Donation Commitments.     During fiscal 2014, we entered into a non-cancelable obligation to donate and install imaging and audio products to the Museum of the Academy of Motion Picture Arts and Sciences in Los Angeles, California, and provide maintenance services for a fifteen-year period following the Academy's expected opening date in 2017.
Operating Leases.     Operating lease payments represent our commitments for future minimum rent made under non-cancelable leases for office space, including those payable to our principal stockholder and portions attributable to the controlling interests in our wholly owned subsidiaries.
Purchase Obligations.     Purchase obligations primarily consist of our commitments made under agreements to purchase goods and services for purposes that include IT and telecommunications, marketing and professional services, and manufacturing and other research and development activities.
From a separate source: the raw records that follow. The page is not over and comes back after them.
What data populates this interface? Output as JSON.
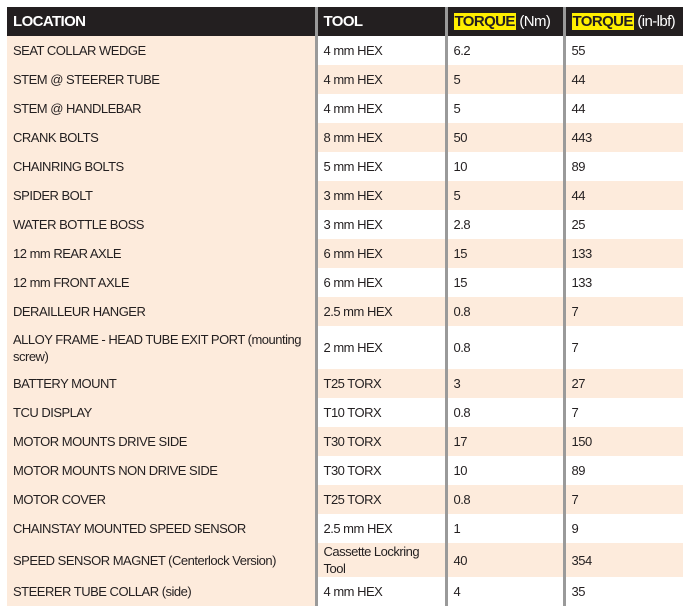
{
  "header": {
    "location": "LOCATION",
    "tool": "TOOL",
    "torque_nm_label": "TORQUE",
    "torque_nm_unit": "(Nm)",
    "torque_inlbf_label": "TORQUE",
    "torque_inlbf_unit": "(in-lbf)"
  },
  "colors": {
    "header_bg": "#231f20",
    "highlight": "#ffef00",
    "row_tint": "#fdebdc"
  },
  "rows": [
    {
      "location": "SEAT COLLAR WEDGE",
      "tool": "4 mm HEX",
      "nm": "6.2",
      "inlbf": "55"
    },
    {
      "location": "STEM @ STEERER TUBE",
      "tool": "4 mm HEX",
      "nm": "5",
      "inlbf": "44"
    },
    {
      "location": "STEM @ HANDLEBAR",
      "tool": "4 mm HEX",
      "nm": "5",
      "inlbf": "44"
    },
    {
      "location": "CRANK BOLTS",
      "tool": "8 mm HEX",
      "nm": "50",
      "inlbf": "443"
    },
    {
      "location": "CHAINRING BOLTS",
      "tool": "5 mm HEX",
      "nm": "10",
      "inlbf": "89"
    },
    {
      "location": "SPIDER BOLT",
      "tool": "3 mm HEX",
      "nm": "5",
      "inlbf": "44"
    },
    {
      "location": "WATER BOTTLE BOSS",
      "tool": "3 mm HEX",
      "nm": "2.8",
      "inlbf": "25"
    },
    {
      "location": "12 mm REAR AXLE",
      "tool": "6 mm HEX",
      "nm": "15",
      "inlbf": "133"
    },
    {
      "location": "12 mm FRONT AXLE",
      "tool": "6 mm HEX",
      "nm": "15",
      "inlbf": "133"
    },
    {
      "location": "DERAILLEUR HANGER",
      "tool": "2.5 mm HEX",
      "nm": "0.8",
      "inlbf": "7"
    },
    {
      "location": "ALLOY FRAME - HEAD TUBE EXIT PORT  (mounting screw)",
      "tool": "2 mm HEX",
      "nm": "0.8",
      "inlbf": "7"
    },
    {
      "location": "BATTERY MOUNT",
      "tool": "T25 TORX",
      "nm": "3",
      "inlbf": "27"
    },
    {
      "location": "TCU DISPLAY",
      "tool": "T10 TORX",
      "nm": "0.8",
      "inlbf": "7"
    },
    {
      "location": "MOTOR MOUNTS DRIVE SIDE",
      "tool": "T30 TORX",
      "nm": "17",
      "inlbf": "150"
    },
    {
      "location": "MOTOR MOUNTS NON DRIVE SIDE",
      "tool": "T30 TORX",
      "nm": "10",
      "inlbf": "89"
    },
    {
      "location": "MOTOR COVER",
      "tool": "T25 TORX",
      "nm": "0.8",
      "inlbf": "7"
    },
    {
      "location": "CHAINSTAY MOUNTED SPEED SENSOR",
      "tool": "2.5 mm HEX",
      "nm": "1",
      "inlbf": "9"
    },
    {
      "location": "SPEED SENSOR MAGNET (Centerlock Version)",
      "tool": "Cassette Lockring Tool",
      "nm": "40",
      "inlbf": "354"
    },
    {
      "location": "STEERER TUBE COLLAR (side)",
      "tool": "4 mm HEX",
      "nm": "4",
      "inlbf": "35"
    }
  ]
}
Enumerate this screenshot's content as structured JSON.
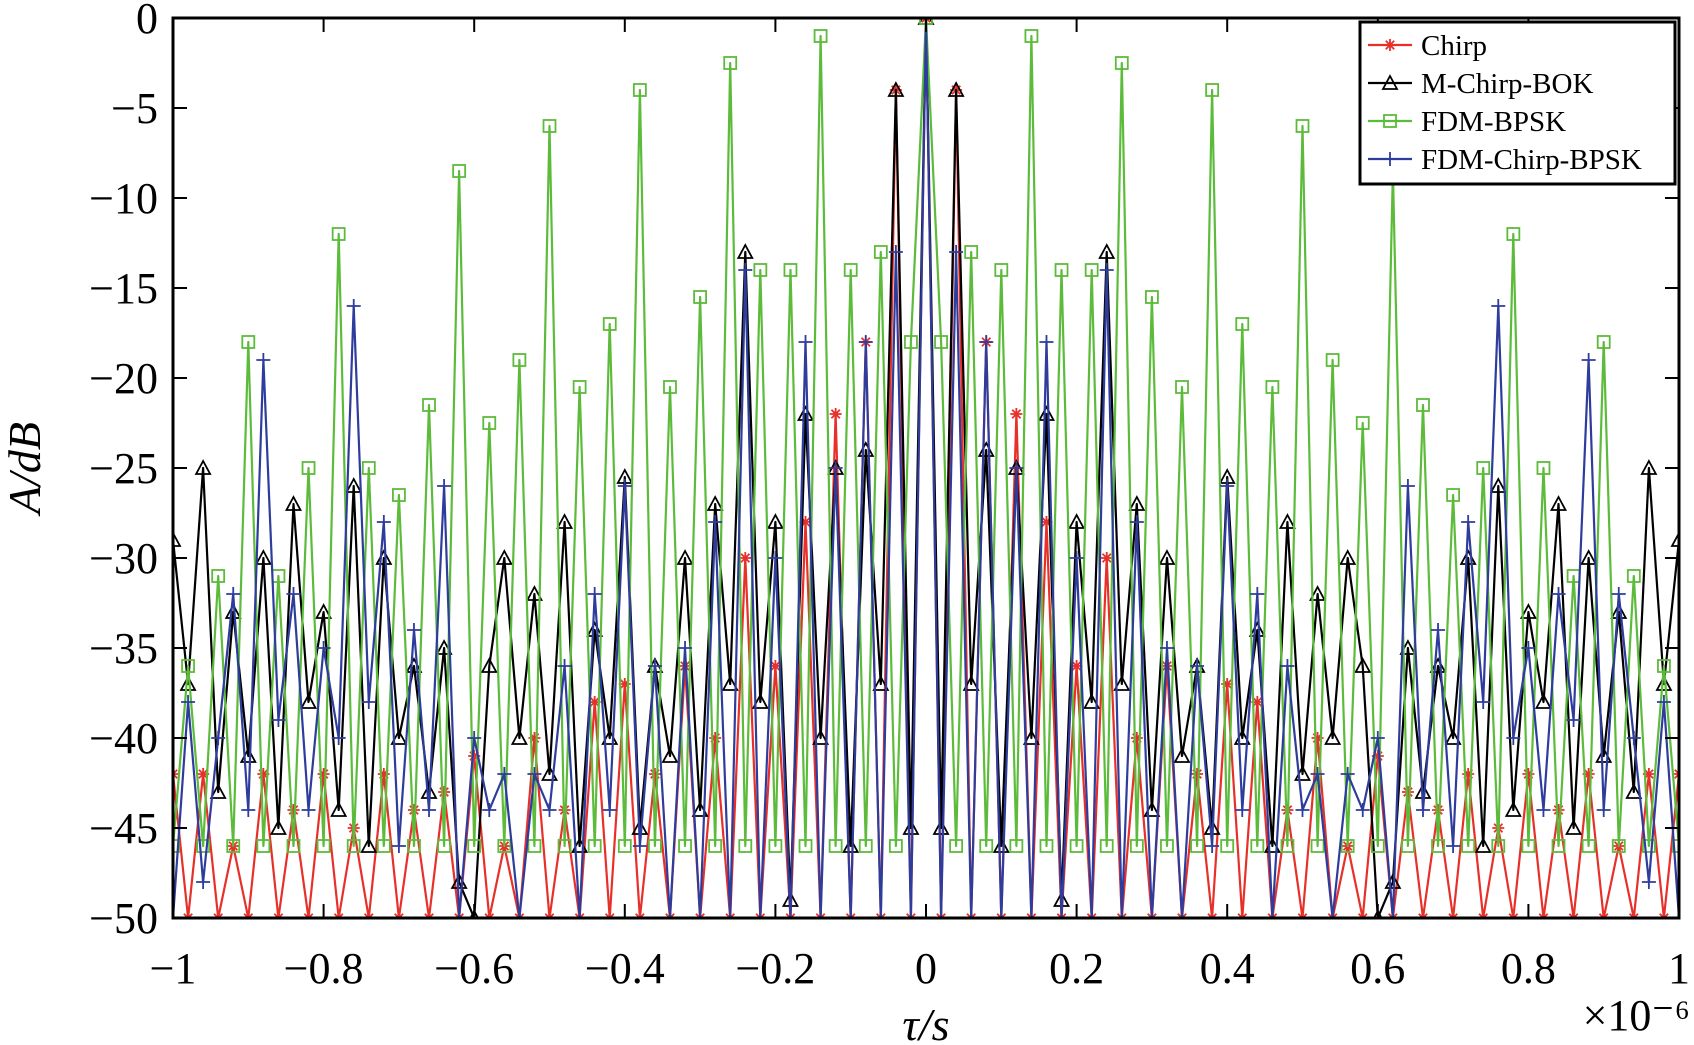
{
  "chart_data": {
    "type": "line",
    "xlabel": "τ/s",
    "ylabel": "A/dB",
    "x_multiplier": "×10⁻⁶",
    "xlim": [
      -1,
      1
    ],
    "ylim": [
      -50,
      0
    ],
    "x_ticks": [
      "−1",
      "−0.8",
      "−0.6",
      "−0.4",
      "−0.2",
      "0",
      "0.2",
      "0.4",
      "0.6",
      "0.8",
      "1"
    ],
    "y_ticks": [
      "0",
      "−5",
      "−10",
      "−15",
      "−20",
      "−25",
      "−30",
      "−35",
      "−40",
      "−45",
      "−50"
    ],
    "legend_position": "top-right",
    "grid": false,
    "series": [
      {
        "name": "Chirp",
        "color": "#e8302a",
        "marker": "asterisk",
        "x": [
          -1.0,
          -0.98,
          -0.96,
          -0.94,
          -0.92,
          -0.9,
          -0.88,
          -0.86,
          -0.84,
          -0.82,
          -0.8,
          -0.78,
          -0.76,
          -0.74,
          -0.72,
          -0.7,
          -0.68,
          -0.66,
          -0.64,
          -0.62,
          -0.6,
          -0.58,
          -0.56,
          -0.54,
          -0.52,
          -0.5,
          -0.48,
          -0.46,
          -0.44,
          -0.42,
          -0.4,
          -0.38,
          -0.36,
          -0.34,
          -0.32,
          -0.3,
          -0.28,
          -0.26,
          -0.24,
          -0.22,
          -0.2,
          -0.18,
          -0.16,
          -0.14,
          -0.12,
          -0.1,
          -0.08,
          -0.06,
          -0.04,
          -0.02,
          0.0,
          0.02,
          0.04,
          0.06,
          0.08,
          0.1,
          0.12,
          0.14,
          0.16,
          0.18,
          0.2,
          0.22,
          0.24,
          0.26,
          0.28,
          0.3,
          0.32,
          0.34,
          0.36,
          0.38,
          0.4,
          0.42,
          0.44,
          0.46,
          0.48,
          0.5,
          0.52,
          0.54,
          0.56,
          0.58,
          0.6,
          0.62,
          0.64,
          0.66,
          0.68,
          0.7,
          0.72,
          0.74,
          0.76,
          0.78,
          0.8,
          0.82,
          0.84,
          0.86,
          0.88,
          0.9,
          0.92,
          0.94,
          0.96,
          0.98,
          1.0
        ],
        "y": [
          -42,
          -50,
          -42,
          -50,
          -46,
          -50,
          -42,
          -50,
          -44,
          -50,
          -42,
          -50,
          -45,
          -50,
          -42,
          -50,
          -44,
          -50,
          -43,
          -50,
          -41,
          -50,
          -46,
          -50,
          -40,
          -50,
          -44,
          -50,
          -38,
          -50,
          -37,
          -50,
          -42,
          -50,
          -36,
          -50,
          -40,
          -50,
          -30,
          -50,
          -36,
          -50,
          -28,
          -50,
          -22,
          -50,
          -18,
          -50,
          -4,
          -50,
          0,
          -50,
          -4,
          -50,
          -18,
          -50,
          -22,
          -50,
          -28,
          -50,
          -36,
          -50,
          -30,
          -50,
          -40,
          -50,
          -36,
          -50,
          -42,
          -50,
          -37,
          -50,
          -38,
          -50,
          -44,
          -50,
          -40,
          -50,
          -46,
          -50,
          -41,
          -50,
          -43,
          -50,
          -44,
          -50,
          -42,
          -50,
          -45,
          -50,
          -42,
          -50,
          -44,
          -50,
          -42,
          -50,
          -46,
          -50,
          -42,
          -50,
          -42
        ]
      },
      {
        "name": "M-Chirp-BOK",
        "color": "#000000",
        "marker": "triangle",
        "x": [
          -1.0,
          -0.98,
          -0.96,
          -0.94,
          -0.92,
          -0.9,
          -0.88,
          -0.86,
          -0.84,
          -0.82,
          -0.8,
          -0.78,
          -0.76,
          -0.74,
          -0.72,
          -0.7,
          -0.68,
          -0.66,
          -0.64,
          -0.62,
          -0.6,
          -0.58,
          -0.56,
          -0.54,
          -0.52,
          -0.5,
          -0.48,
          -0.46,
          -0.44,
          -0.42,
          -0.4,
          -0.38,
          -0.36,
          -0.34,
          -0.32,
          -0.3,
          -0.28,
          -0.26,
          -0.24,
          -0.22,
          -0.2,
          -0.18,
          -0.16,
          -0.14,
          -0.12,
          -0.1,
          -0.08,
          -0.06,
          -0.04,
          -0.02,
          0.0,
          0.02,
          0.04,
          0.06,
          0.08,
          0.1,
          0.12,
          0.14,
          0.16,
          0.18,
          0.2,
          0.22,
          0.24,
          0.26,
          0.28,
          0.3,
          0.32,
          0.34,
          0.36,
          0.38,
          0.4,
          0.42,
          0.44,
          0.46,
          0.48,
          0.5,
          0.52,
          0.54,
          0.56,
          0.58,
          0.6,
          0.62,
          0.64,
          0.66,
          0.68,
          0.7,
          0.72,
          0.74,
          0.76,
          0.78,
          0.8,
          0.82,
          0.84,
          0.86,
          0.88,
          0.9,
          0.92,
          0.94,
          0.96,
          0.98,
          1.0
        ],
        "y": [
          -29,
          -37,
          -25,
          -43,
          -33,
          -41,
          -30,
          -45,
          -27,
          -38,
          -33,
          -44,
          -26,
          -46,
          -30,
          -40,
          -36,
          -43,
          -35,
          -48,
          -50,
          -36,
          -30,
          -40,
          -32,
          -42,
          -28,
          -46,
          -34,
          -40,
          -25.5,
          -45,
          -36,
          -41,
          -30,
          -44,
          -27,
          -37,
          -13,
          -38,
          -28,
          -49,
          -22,
          -40,
          -25,
          -46,
          -24,
          -37,
          -4,
          -45,
          0,
          -45,
          -4,
          -37,
          -24,
          -46,
          -25,
          -40,
          -22,
          -49,
          -28,
          -38,
          -13,
          -37,
          -27,
          -44,
          -30,
          -41,
          -36,
          -45,
          -25.5,
          -40,
          -34,
          -46,
          -28,
          -42,
          -32,
          -40,
          -30,
          -36,
          -50,
          -48,
          -35,
          -43,
          -36,
          -40,
          -30,
          -46,
          -26,
          -44,
          -33,
          -38,
          -27,
          -45,
          -30,
          -41,
          -33,
          -43,
          -25,
          -37,
          -29
        ]
      },
      {
        "name": "FDM-BPSK",
        "color": "#5dbb3b",
        "marker": "square",
        "x": [
          -1.0,
          -0.98,
          -0.96,
          -0.94,
          -0.92,
          -0.9,
          -0.88,
          -0.86,
          -0.84,
          -0.82,
          -0.8,
          -0.78,
          -0.76,
          -0.74,
          -0.72,
          -0.7,
          -0.68,
          -0.66,
          -0.64,
          -0.62,
          -0.6,
          -0.58,
          -0.56,
          -0.54,
          -0.52,
          -0.5,
          -0.48,
          -0.46,
          -0.44,
          -0.42,
          -0.4,
          -0.38,
          -0.36,
          -0.34,
          -0.32,
          -0.3,
          -0.28,
          -0.26,
          -0.24,
          -0.22,
          -0.2,
          -0.18,
          -0.16,
          -0.14,
          -0.12,
          -0.1,
          -0.08,
          -0.06,
          -0.04,
          -0.02,
          0.0,
          0.02,
          0.04,
          0.06,
          0.08,
          0.1,
          0.12,
          0.14,
          0.16,
          0.18,
          0.2,
          0.22,
          0.24,
          0.26,
          0.28,
          0.3,
          0.32,
          0.34,
          0.36,
          0.38,
          0.4,
          0.42,
          0.44,
          0.46,
          0.48,
          0.5,
          0.52,
          0.54,
          0.56,
          0.58,
          0.6,
          0.62,
          0.64,
          0.66,
          0.68,
          0.7,
          0.72,
          0.74,
          0.76,
          0.78,
          0.8,
          0.82,
          0.84,
          0.86,
          0.88,
          0.9,
          0.92,
          0.94,
          0.96,
          0.98,
          1.0
        ],
        "y": [
          -46,
          -36,
          -46,
          -31,
          -46,
          -18,
          -46,
          -31,
          -46,
          -25,
          -46,
          -12,
          -46,
          -25,
          -46,
          -26.5,
          -46,
          -21.5,
          -46,
          -8.5,
          -46,
          -22.5,
          -46,
          -19,
          -46,
          -6,
          -46,
          -20.5,
          -46,
          -17,
          -46,
          -4,
          -46,
          -20.5,
          -46,
          -15.5,
          -46,
          -2.5,
          -46,
          -14,
          -46,
          -14,
          -46,
          -1,
          -46,
          -14,
          -46,
          -13,
          -46,
          -18,
          0,
          -18,
          -46,
          -13,
          -46,
          -14,
          -46,
          -1,
          -46,
          -14,
          -46,
          -14,
          -46,
          -2.5,
          -46,
          -15.5,
          -46,
          -20.5,
          -46,
          -4,
          -46,
          -17,
          -46,
          -20.5,
          -46,
          -6,
          -46,
          -19,
          -46,
          -22.5,
          -46,
          -8.5,
          -46,
          -21.5,
          -46,
          -26.5,
          -46,
          -25,
          -46,
          -12,
          -46,
          -25,
          -46,
          -31,
          -46,
          -18,
          -46,
          -31,
          -46,
          -36,
          -46
        ]
      },
      {
        "name": "FDM-Chirp-BPSK",
        "color": "#2e3c9c",
        "marker": "plus",
        "x": [
          -1.0,
          -0.98,
          -0.96,
          -0.94,
          -0.92,
          -0.9,
          -0.88,
          -0.86,
          -0.84,
          -0.82,
          -0.8,
          -0.78,
          -0.76,
          -0.74,
          -0.72,
          -0.7,
          -0.68,
          -0.66,
          -0.64,
          -0.62,
          -0.6,
          -0.58,
          -0.56,
          -0.54,
          -0.52,
          -0.5,
          -0.48,
          -0.46,
          -0.44,
          -0.42,
          -0.4,
          -0.38,
          -0.36,
          -0.34,
          -0.32,
          -0.3,
          -0.28,
          -0.26,
          -0.24,
          -0.22,
          -0.2,
          -0.18,
          -0.16,
          -0.14,
          -0.12,
          -0.1,
          -0.08,
          -0.06,
          -0.04,
          -0.02,
          0.0,
          0.02,
          0.04,
          0.06,
          0.08,
          0.1,
          0.12,
          0.14,
          0.16,
          0.18,
          0.2,
          0.22,
          0.24,
          0.26,
          0.28,
          0.3,
          0.32,
          0.34,
          0.36,
          0.38,
          0.4,
          0.42,
          0.44,
          0.46,
          0.48,
          0.5,
          0.52,
          0.54,
          0.56,
          0.58,
          0.6,
          0.62,
          0.64,
          0.66,
          0.68,
          0.7,
          0.72,
          0.74,
          0.76,
          0.78,
          0.8,
          0.82,
          0.84,
          0.86,
          0.88,
          0.9,
          0.92,
          0.94,
          0.96,
          0.98,
          1.0
        ],
        "y": [
          -50,
          -38,
          -48,
          -40,
          -32,
          -44,
          -19,
          -39,
          -32,
          -44,
          -35,
          -40,
          -16,
          -38,
          -28,
          -46,
          -34,
          -44,
          -26,
          -50,
          -40,
          -44,
          -42,
          -50,
          -42,
          -44,
          -36,
          -50,
          -32,
          -44,
          -26,
          -46,
          -36,
          -50,
          -35,
          -50,
          -28,
          -50,
          -14,
          -50,
          -30,
          -50,
          -18,
          -50,
          -25,
          -50,
          -18,
          -50,
          -13,
          -50,
          0,
          -50,
          -13,
          -50,
          -18,
          -50,
          -25,
          -50,
          -18,
          -50,
          -30,
          -50,
          -14,
          -50,
          -28,
          -50,
          -35,
          -50,
          -36,
          -46,
          -26,
          -44,
          -32,
          -50,
          -36,
          -44,
          -42,
          -50,
          -42,
          -44,
          -40,
          -50,
          -26,
          -44,
          -34,
          -46,
          -28,
          -38,
          -16,
          -40,
          -35,
          -44,
          -32,
          -39,
          -19,
          -44,
          -32,
          -40,
          -48,
          -38,
          -50
        ]
      }
    ]
  }
}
Indemnification Clauses.     On a limited basis, our contractual agreements will contain a clause under which we have agreed to provide indemnification to the counterparty, most commonly to licensees in connection with licensing arrangements that include our intellectual property. Additionally, and although not a contractual requirement, we have at times elected to defend our licensees from third party intellectual property infringement claims. Since the terms and conditions of our contractual indemnification clauses do not explicitly specify our obligations, we are unable to reasonably estimate the maximum potential exposure for which we could be liable. Furthermore, we have not historically made any payments in connection with any such obligation and believe there to be a remote likelihood that any potential exposure in future periods would be of a material amount. As a result, no amounts have been accrued in our consolidated financial statements with respect to the contingent aspect of these indemnities.